Somewhere along the line I became pregnant. With Dill, my son who is now nine months old. His full name is Dillinger. I don’t know who his father is. Like Lish says, if you eat a whole can of beans, how do you know which one made you fart? I don’t think it’s the caretaker at my dad’s church, because Dill’s hands are very big. Those huge hands were the first thing I noticed about Dill. The caretaker, on the other hand, had very small hands. I remember, because after we’d had sex leaning up against the pulpit, he wandered over to the organ and started playing “Midnight Special.” I lay on top of the organ, naked as a cherub, and I remember peering down at the caretaker’s hands as he played. They were small and cupped and soft like a baby’s. So I’m quite sure he’s not Dill’s father. And, to tell you the truth, there were eight or nine other guys I was with at the time Dill was conceived, and most of them have faded from my memory. If I ever did know their names, I’ve just about forgotten them. At least I’ve tried to. And all this because I didn’t grieve ­properly.

Reading Group Guide

1. What role does luck play in the novel? What constitutes Lucy’s amazing luck in your view?

2. How do the characters in Summer of My Amazing Luck find a way to bring joy into their lives despite their circumstances?

3. What does the novel reveal about our society’s attitude toward welfare? Consider, for instance, how the women of Half-a-Life are treated with respect to having boyfriends or taking a vacation. Did the novel change your own views on social assistance or the people who receive it?

4. What does Lucy’s father mean when he tells her “Life is not a joke”? What does Lucy mean when she says “I wanted my life to be funny”?

5. How did you react to Lucy’s plan to fabricate letters from Gotcha to Lish? Were you surprised by Lish’s reaction when she discovers the truth?

6. How do the women of Half-a-Life seek to create an identity for themselves beyond “single mother on the dole”? What do Lucy and Lish think of this label?

7. “Mothers you can be sure of, fathers, well…they’re the kind of people whose heads always get chopped off in pictures.” Discuss the role of mothers and fathers in the novel.

8. Have you ever known anyone like Lish? Which of her antics, wisecracks and personality traits did you enjoy the most? Would you want her as a friend or neighbour?
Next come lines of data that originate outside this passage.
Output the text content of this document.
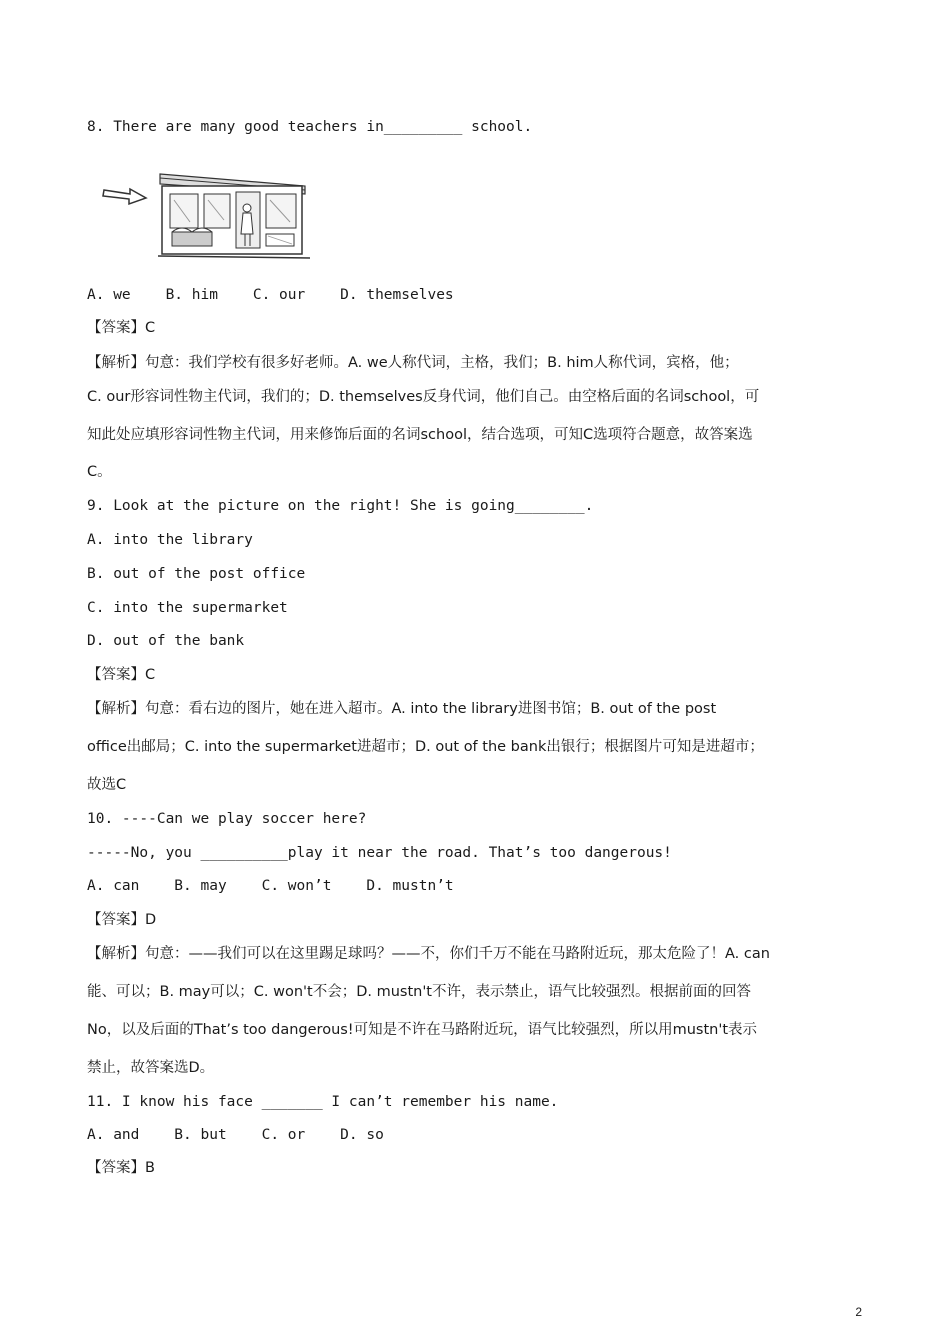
8. There are many good teachers in_________ school.
A. we    B. him    C. our    D. themselves
【答案】C
【解析】句意：我们学校有很多好老师。A. we人称代词，主格，我们；B. him人称代词，宾格，他；
C. our形容词性物主代词，我们的；D. themselves反身代词，他们自己。由空格后面的名词school，可
知此处应填形容词性物主代词，用来修饰后面的名词school，结合选项，可知C选项符合题意，故答案选
C。
9. Look at the picture on the right! She is going________.
A. into the library
B. out of the post office
C. into the supermarket
D. out of the bank
【答案】C
【解析】句意：看右边的图片，她在进入超市。A. into the library进图书馆；B. out of the post
office出邮局；C. into the supermarket进超市；D. out of the bank出银行；根据图片可知是进超市；
故选C
10. ----Can we play soccer here?
-----No, you __________play it near the road. That’s too dangerous!
A. can    B. may    C. won’t    D. mustn’t
【答案】D
【解析】句意：——我们可以在这里踢足球吗？——不，你们千万不能在马路附近玩，那太危险了！A. can
能、可以；B. may可以；C. won't不会；D. mustn't不许，表示禁止，语气比较强烈。根据前面的回答
No，以及后面的That’s too dangerous!可知是不许在马路附近玩，语气比较强烈，所以用mustn't表示
禁止，故答案选D。
11. I know his face _______ I can’t remember his name.
A. and    B. but    C. or    D. so
【答案】B
2
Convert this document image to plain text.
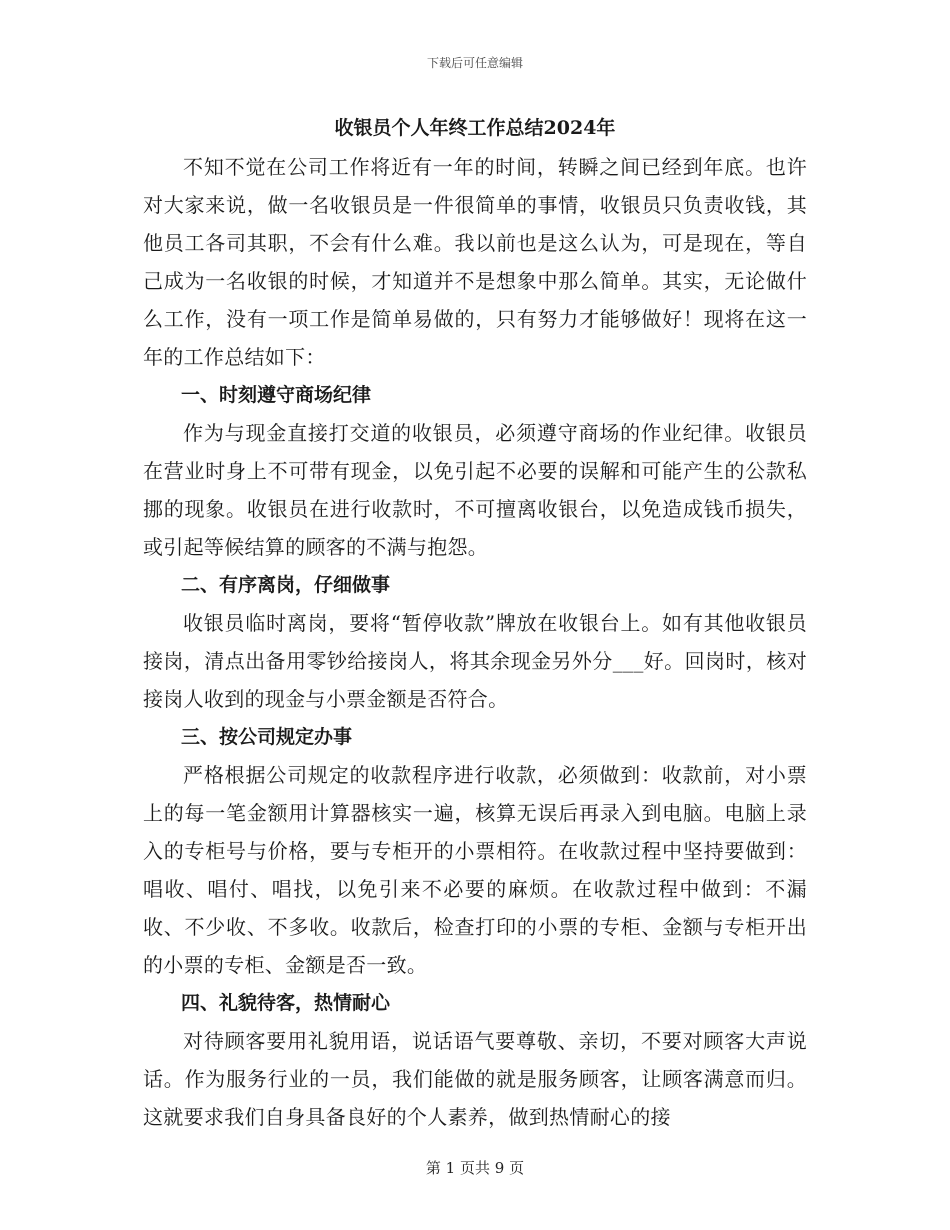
下载后可任意编辑
收银员个人年终工作总结2024年

不知不觉在公司工作将近有一年的时间，转瞬之间已经到年底。也许对大家来说，做一名收银员是一件很简单的事情，收银员只负责收钱，其他员工各司其职，不会有什么难。我以前也是这么认为，可是现在，等自己成为一名收银的时候，才知道并不是想象中那么简单。其实，无论做什么工作，没有一项工作是简单易做的，只有努力才能够做好！现将在这一年的工作总结如下：

一、时刻遵守商场纪律

作为与现金直接打交道的收银员，必须遵守商场的作业纪律。收银员在营业时身上不可带有现金，以免引起不必要的误解和可能产生的公款私挪的现象。收银员在进行收款时，不可擅离收银台，以免造成钱币损失，或引起等候结算的顾客的不满与抱怨。

二、有序离岗，仔细做事

收银员临时离岗，要将“暂停收款”牌放在收银台上。如有其他收银员接岗，清点出备用零钞给接岗人，将其余现金另外分___好。回岗时，核对接岗人收到的现金与小票金额是否符合。

三、按公司规定办事

严格根据公司规定的收款程序进行收款，必须做到：收款前，对小票上的每一笔金额用计算器核实一遍，核算无误后再录入到电脑。电脑上录入的专柜号与价格，要与专柜开的小票相符。在收款过程中坚持要做到：唱收、唱付、唱找，以免引来不必要的麻烦。在收款过程中做到：不漏收、不少收、不多收。收款后，检查打印的小票的专柜、金额与专柜开出的小票的专柜、金额是否一致。

四、礼貌待客，热情耐心

对待顾客要用礼貌用语，说话语气要尊敬、亲切，不要对顾客大声说话。作为服务行业的一员，我们能做的就是服务顾客，让顾客满意而归。这就要求我们自身具备良好的个人素养，做到热情耐心的接

第 1 页共 9 页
9. What is the significance of the birth scene at the end of the novel–both symbolically and in terms of character development and plot? What realizations does Lucy come to?

10. How does Lucy begin to come to terms with her mother’s death?

11. For those of you who have read Toews’s previous books, discuss the role of the physically or psychologically absent father. Also, consider the way in which Toews portrays a small community in relation to the outside world.

12. In what ways might Lucy Van Alstyne of Summer of My Amazing Luck be considered a literary sister to Nomi Nickel of A Complicated Kindness?